Word Sense Disambiguation: A Structured Learning Perspective
keywords: Word sense disambiguation, structured learning, hidden Markov model, conditional random field, parallelization, approximate training
This paper explores the application of structured learning methods (SLMs) to word sense disambiguation (WSD). On one hand, the semantic dependencies between polysemous words in the sentence can be encoded in SLMs. On the other hand, SLMs obtained significant achievements in natural language processing, and so it is a natural idea to apply them to WSD. However, there are many theoretical and practical problems when SLMs are applied to WSD, due to characteristics of WSD. Beginning with the method based on hidden Markov model, this paper proposes for the first time a comprehensive and unified solution for WSD based on maximum entropy Markov model, conditional random field and tree-structured conditional random field, and reduces the time complexity and running time of the proposed methods to a reasonable level by beam search, approximate training, and parallel training. The update of models brings performance improvement, the introduction of one step dependency improves performance by 1--5 percent, the adoption of non-independent features improves performance by 2--3 percent, and the extension of underlying structure to dependency parsing tree improves performance by about 1 percent.

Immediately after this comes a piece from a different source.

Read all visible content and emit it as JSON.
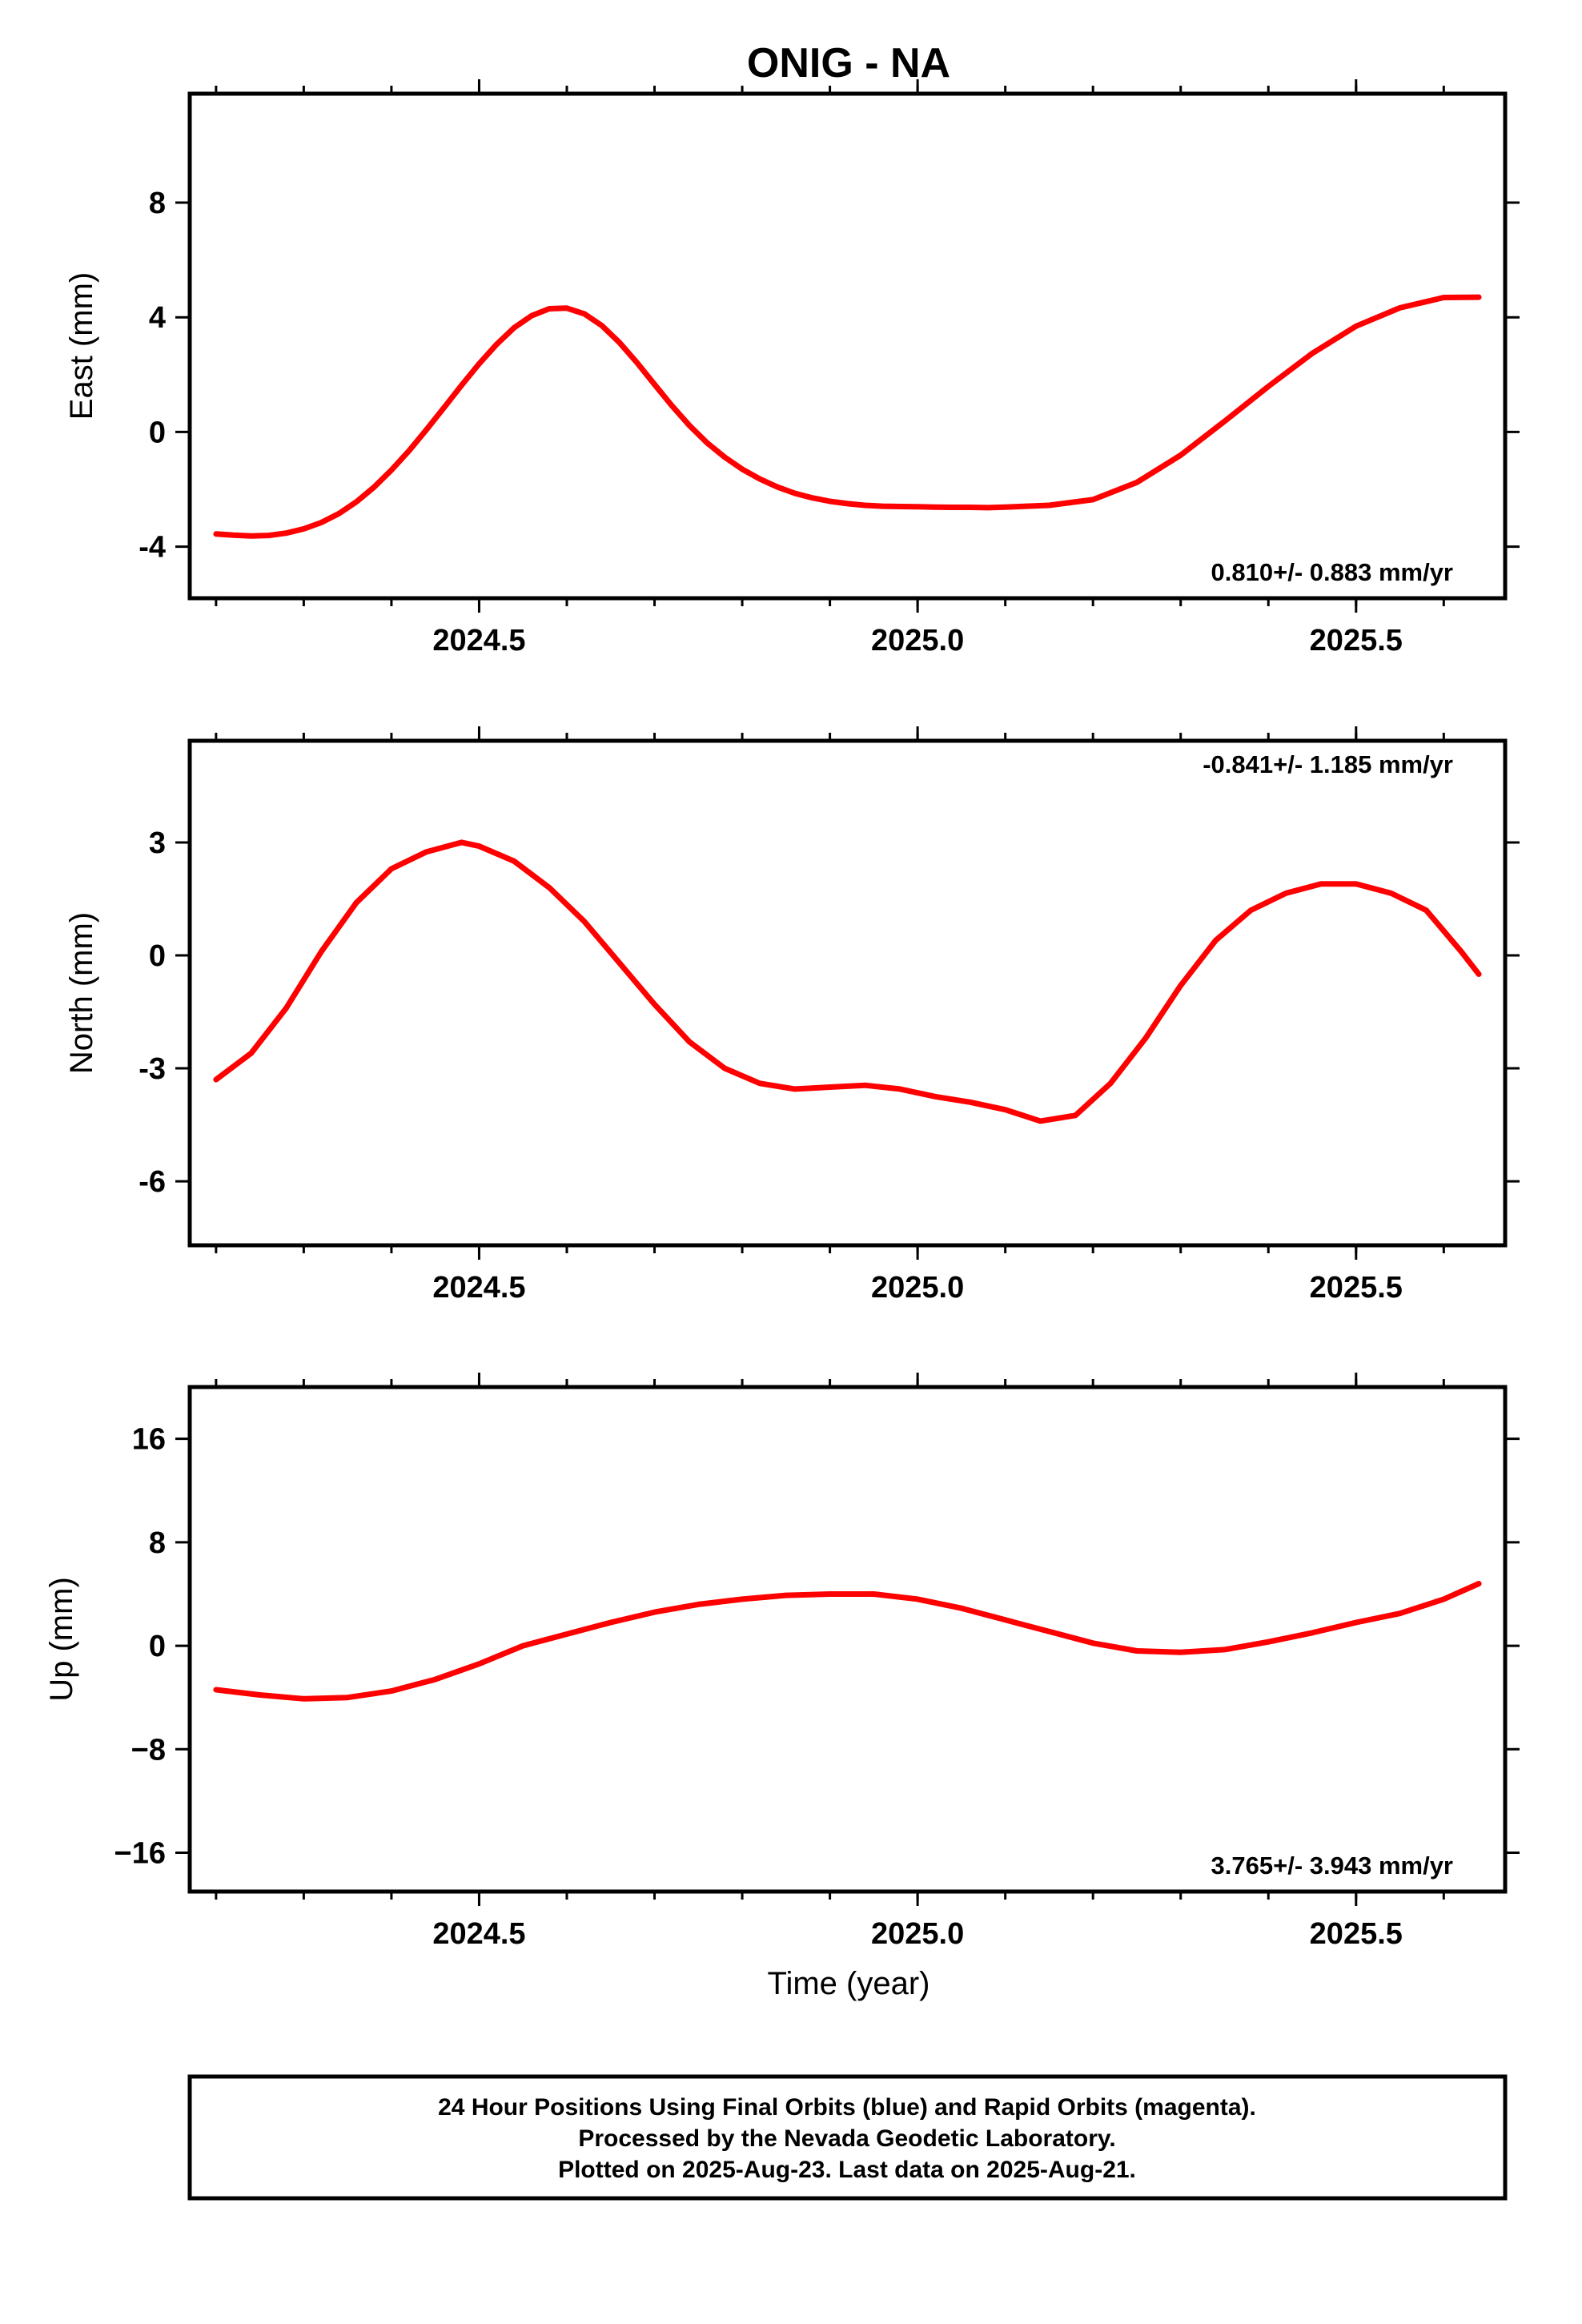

On the English all-words WSD dataset of Senseval-2004, the method based on tree-structured conditional random field outperforms the best attendee system significantly. Nevertheless, almost all machine learning methods suffer from data sparseness due to the scarcity of sense tagged data, and so do SLMs. Besides improving structured learning methods according to the characteristics of WSD, another approach to improve disambiguation performance is to mine disambiguation knowledge from all kinds of sources, such as Wikipedia, parallel corpus, and to alleviate knowledge acquisition bottleneck of WSD.
mathematics subject classification 2000: 68T50, 91F20
reference: Vol. 34, 2015, No. 6, pp. 1257–1288